Cette série de projections et de rencontres prend les archives et la collection d’œuvres du Centre pour l’image contemporaine, Saint-Gervais, Genève (fermé en 2008) comme objet de réflexion sur l’émergence de la vidéo, ses usages artistiques depuis la fin des années 1960 jusqu’aux premières années du XXIe siècle, son institutionnalisation, le pouvoir critique et transformateur de ses pratiques.
Associant productions historiques, récentes, inédites, cette série met à jour des histoires toujours inachevées qui invitent à reconsidérer l’historiographie de cette période, les relations entre passé, présent, futur, entre le réel et le possible.

contre – mémoires

exposition à la Médiathèque
du 15 avril au 7 mai 2016

vernissage le jeudi 14 avril à 18h

avec des films de Mareike Bernien / Kerstin Schroedinger, Gilles Lepore / Maciej Madracki / Michal Madracki, Chris Marker, Bernard Meister, Elio Petri, Catarina Simão et une installation de Christine Lemke

En déplaçant Richard II dans un modeste appartement qui tient lieu de suite royale, en substituant au corps du monarque le corps frêle d’un acteur non-professionnel à la voix marquée par un fort accent, La lettre du roi (B. Meister, 1982) pastiche le souverain avec une force satirique, subversive. Raillant la dignité des rois, tournant en dérision leur pompe et jusqu’au pathétique de leur mort, la parodie brise l’injonction (énoncée dans le texte de W. Shakespeare qui sert de source à ce film) de se rassembler pour écouter l’histoire que les puissants racontent d’eux-mêmes, de former une communauté subjuguée par les récits de leurs désagréments ou de leurs fastes – une communauté captive de l’histoire de leur pouvoir et de leur domination.

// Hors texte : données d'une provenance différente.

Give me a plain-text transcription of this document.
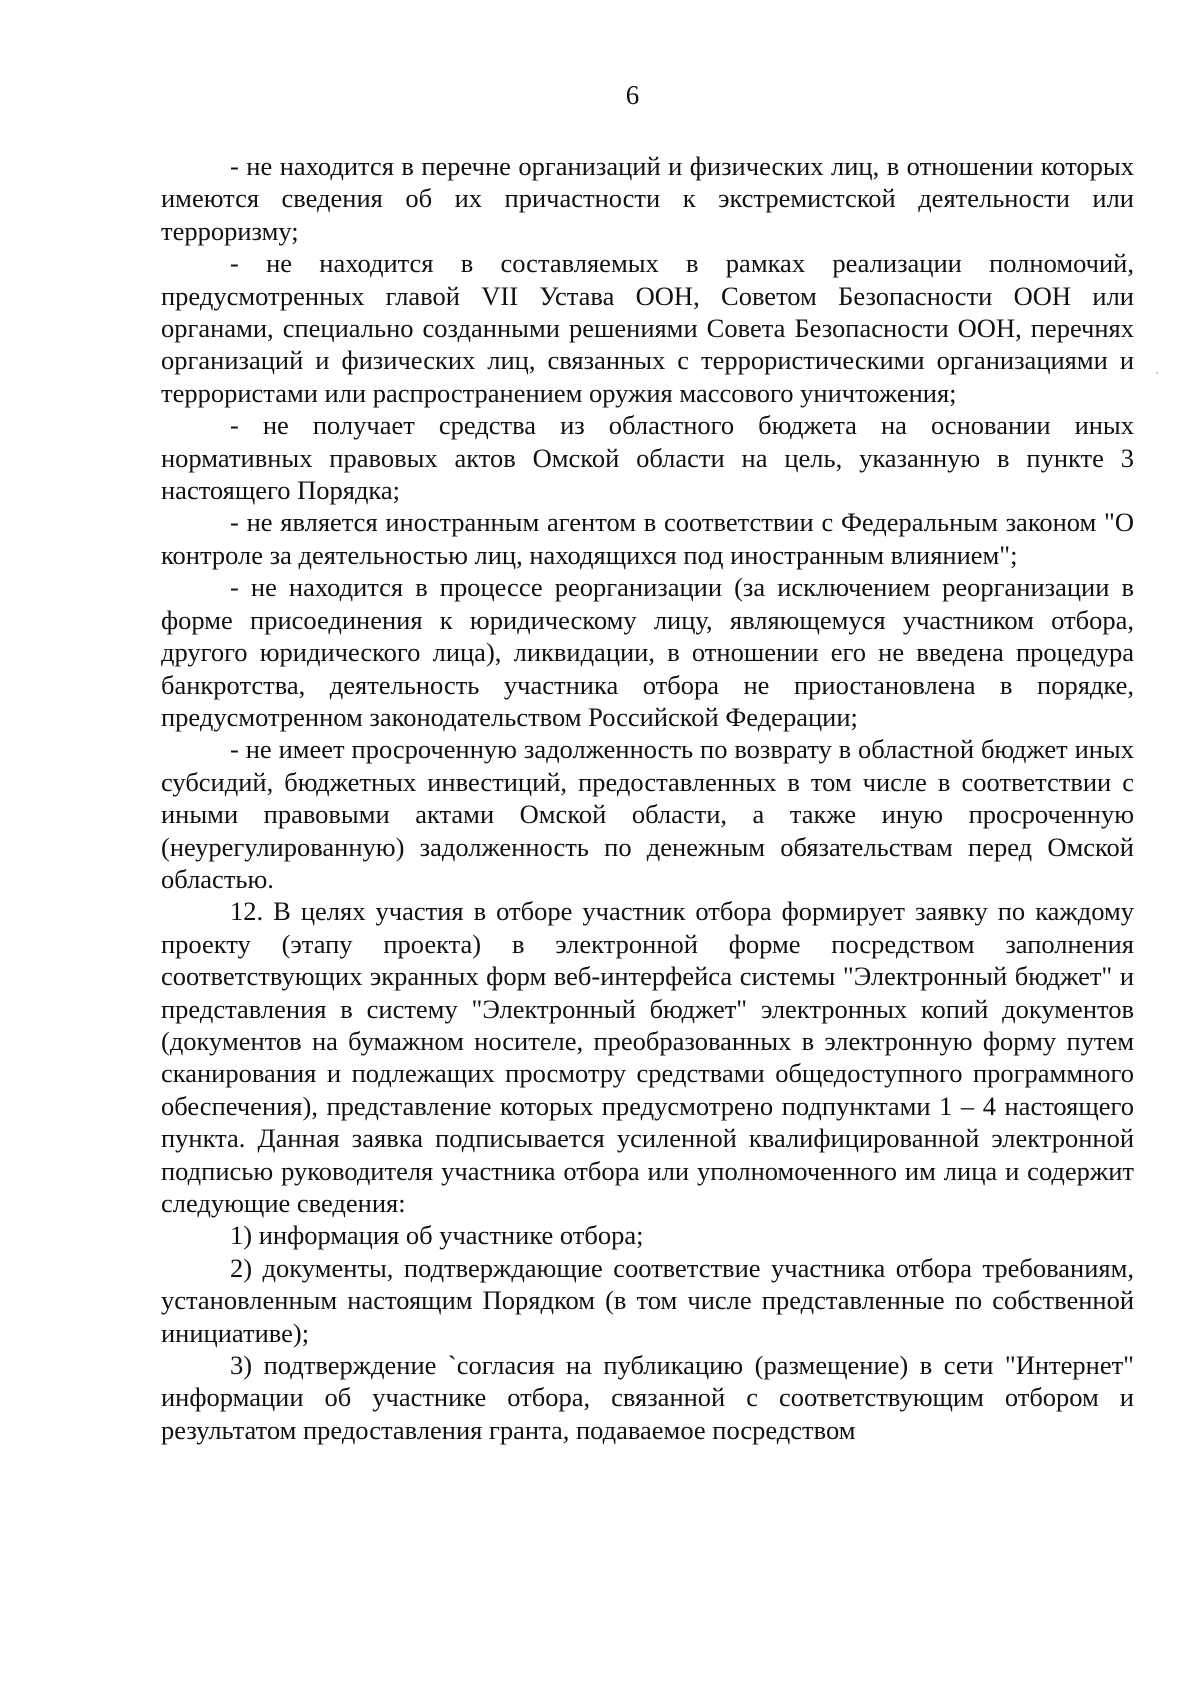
6

- не находится в перечне организаций и физических лиц, в отношении которых имеются сведения об их причастности к экстремистской деятельности или терроризму;

- не находится в составляемых в рамках реализации полномочий, предусмотренных главой VII Устава ООН, Советом Безопасности ООН или органами, специально созданными решениями Совета Безопасности ООН, перечнях организаций и физических лиц, связанных с террористическими организациями и террористами или распространением оружия массового уничтожения;

- не получает средства из областного бюджета на основании иных нормативных правовых актов Омской области на цель, указанную в пункте 3 настоящего Порядка;

- не является иностранным агентом в соответствии с Федеральным законом "О контроле за деятельностью лиц, находящихся под иностранным влиянием";

- не находится в процессе реорганизации (за исключением реорганизации в форме присоединения к юридическому лицу, являющемуся участником отбора, другого юридического лица), ликвидации, в отношении его не введена процедура банкротства, деятельность участника отбора не приостановлена в порядке, предусмотренном законодательством Российской Федерации;

- не имеет просроченную задолженность по возврату в областной бюджет иных субсидий, бюджетных инвестиций, предоставленных в том числе в соответствии с иными правовыми актами Омской области, а также иную просроченную (неурегулированную) задолженность по денежным обязательствам перед Омской областью.

12. В целях участия в отборе участник отбора формирует заявку по каждому проекту (этапу проекта) в электронной форме посредством заполнения соответствующих экранных форм веб-интерфейса системы "Электронный бюджет" и представления в систему "Электронный бюджет" электронных копий документов (документов на бумажном носителе, преобразованных в электронную форму путем сканирования и подлежащих просмотру средствами общедоступного программного обеспечения), представление которых предусмотрено подпунктами 1 – 4 настоящего пункта. Данная заявка подписывается усиленной квалифицированной электронной подписью руководителя участника отбора или уполномоченного им лица и содержит следующие сведения:

1) информация об участнике отбора;

2) документы, подтверждающие соответствие участника отбора требованиям, установленным настоящим Порядком (в том числе представленные по собственной инициативе);

3) подтверждение `согласия на публикацию (размещение) в сети "Интернет" информации об участнике отбора, связанной с соответствующим отбором и результатом предоставления гранта, подаваемое посредством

Le dernier programme de la série Unfinished histories – histoires en devenir à la Médiathèque suit cette incitation à se déprendre de l’emprise de tels récits, de cette version hégémonique de l’histoire. A un âge où l’histoire est largement médiatisée, où les médias deviennent les dépositaires et les garants de la mémoire individuelle et collective, les travaux présentés ici réfléchissent à la force de transmission des récits. Ils invitent à des lectures attentives, entreprennent l’archéologie de gestes, traversent les strates des images. Ils redirigent l’oeil vers un nouvel état d’attention. Ils donnent consistance à diverses contre-mémoires capables non seulement de s’opposer aux versions officielles de l’histoire, mais aussi de mettre en question le régime de vérité qui les régule et l’autorité de l’histoire dans laquelle ce régime exerce son pouvoir.